I learned more about her life at MIT, about her vision for her future, lots of personal and family stuff I won’t go into here. We really got to share and I learned a great deal, not just about her but about being a young women in post-millennial USA. And yes, about us as two adults, as father and daughter, as elder looking back and younger looking forward. And looking forward together.

I will drive again with her in August to facilitate her move to Chicago and of course, I look forward to that trip, as well. Then I will be driving back to Seattle with One the next week and that trip just has me all choked up in anticipation. I just can’t wait to get on the road with her and talk about anything and everything. She’s far enough past college that we’ll have a wealth of experience and outlook and forks in roads to discuss.
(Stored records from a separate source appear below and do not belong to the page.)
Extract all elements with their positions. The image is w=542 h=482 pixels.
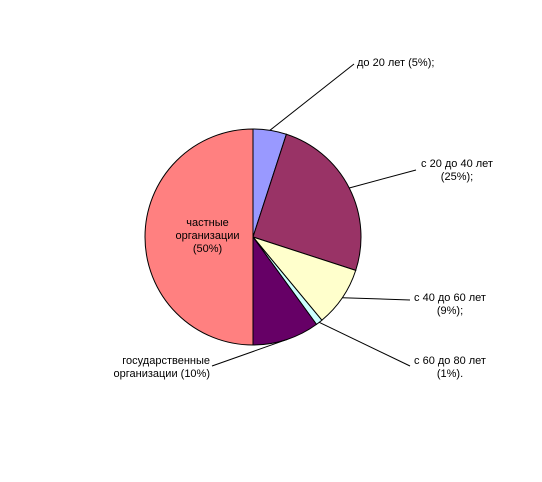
slice-label: до 20 лет (5%); [357, 57, 435, 69]
slice-label: с 60 до 80 лет (1%). [414, 355, 486, 380]
leader-line [318, 321, 411, 367]
pie-slice [252, 133, 362, 272]
leader-line [349, 169, 417, 189]
slice-label: с 40 до 60 лет (9%); [414, 292, 486, 317]
slice-label: государственные организации (10%) [113, 355, 211, 380]
pie-slice [144, 128, 254, 346]
leader-line [269, 63, 355, 131]
leader-line [342, 297, 411, 301]
slice-label: с 20 до 40 лет (25%); [421, 158, 493, 183]
leader-line [211, 339, 287, 367]
slice-label: частные организации (50%) [175, 217, 240, 255]
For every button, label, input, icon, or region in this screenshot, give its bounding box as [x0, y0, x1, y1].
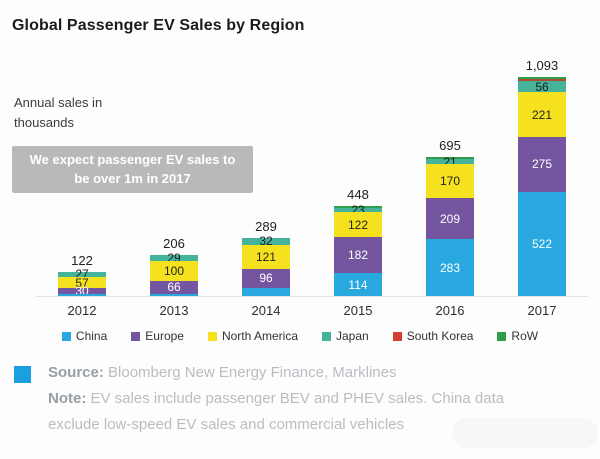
bar-segment-china: 283	[426, 239, 474, 296]
bar-column-2017: 1,093 56 221 275 522	[496, 54, 588, 296]
bar-column-2016: 695 21 170 209 283	[404, 54, 496, 296]
bar-segment-europe: 275	[518, 136, 566, 192]
bar-segment-japan: 56	[518, 79, 566, 94]
bar-segment-north-america: 122	[334, 212, 382, 237]
bar-segment-north-america: 57	[58, 275, 106, 290]
stacked-bar: 27 57 30	[58, 268, 106, 297]
forecast-callout: We expect passenger EV sales to be over …	[12, 146, 253, 193]
bar-segment-china	[150, 293, 198, 296]
x-axis-label-2013: 2013	[159, 303, 189, 318]
bar-segment-japan: 32	[242, 234, 290, 249]
stacked-bar: 21 170 209 283	[426, 156, 474, 296]
bar-total-label: 448	[347, 187, 369, 203]
segment-value-label: 32	[259, 234, 273, 249]
bar-column-2015: 448 23 122 182 114	[312, 54, 404, 296]
bar-total-label: 695	[439, 138, 461, 154]
legend-item-north-america: North America	[207, 329, 298, 343]
bar-segment-europe: 182	[334, 236, 382, 274]
legend-swatch-icon	[61, 331, 71, 341]
watermark-remnant	[452, 418, 598, 448]
stacked-bar: 56 221 275 522	[518, 77, 566, 296]
legend-swatch-icon	[392, 331, 402, 341]
x-axis-label-2015: 2015	[343, 303, 373, 318]
legend-label: RoW	[511, 329, 539, 343]
legend-swatch-icon	[497, 331, 507, 341]
bar-segment-north-america: 100	[150, 260, 198, 281]
segment-value-label: 121	[255, 249, 277, 264]
legend-label: South Korea	[406, 329, 474, 343]
stacked-bar: 32 121 96	[242, 234, 290, 296]
chart-title: Global Passenger EV Sales by Region	[12, 17, 305, 34]
legend-item-row: RoW	[497, 329, 538, 343]
bar-segment-north-america: 221	[518, 92, 566, 137]
legend-label: North America	[221, 329, 298, 343]
legend-label: Japan	[336, 329, 369, 343]
legend-item-japan: Japan	[322, 329, 369, 343]
bar-column-2013: 206 29 100 66	[128, 54, 220, 296]
segment-value-label: 221	[531, 107, 553, 122]
bar-segment-north-america: 121	[242, 244, 290, 269]
bar-total-label: 122	[71, 252, 93, 268]
segment-value-label: 209	[439, 211, 461, 226]
footer-bullet-square	[14, 366, 31, 383]
bar-total-label: 206	[163, 235, 185, 251]
segment-value-label: 57	[75, 275, 89, 290]
note-text: EV sales include passenger BEV and PHEV …	[48, 390, 505, 433]
bar-column-2014: 289 32 121 96	[220, 54, 312, 296]
bar-total-label: 1,093	[525, 58, 559, 74]
segment-value-label: 56	[535, 79, 549, 94]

She’ll play her music and we’ll talk about da book and books and ideas for writing. And her experiences as a young adult, which explorations worked for her and which not so much. I truly can’t wait! I can learn from this young women who had the courage to pursue a dream that would have scared me silly at her age.
I’ve always loved my daughters and they were fun kids (well, usually anyway…). But the young women they’ve become are fantastic people and the opportunity to spend whole days just chatting with each of them is precious. Being a dad is an incredible honor and also a lifelong learning experience.

Car tuned, check. Leave scheduled, check. House sitter lined up, check. Bring it on!
And yes, I do know how fortunate I am.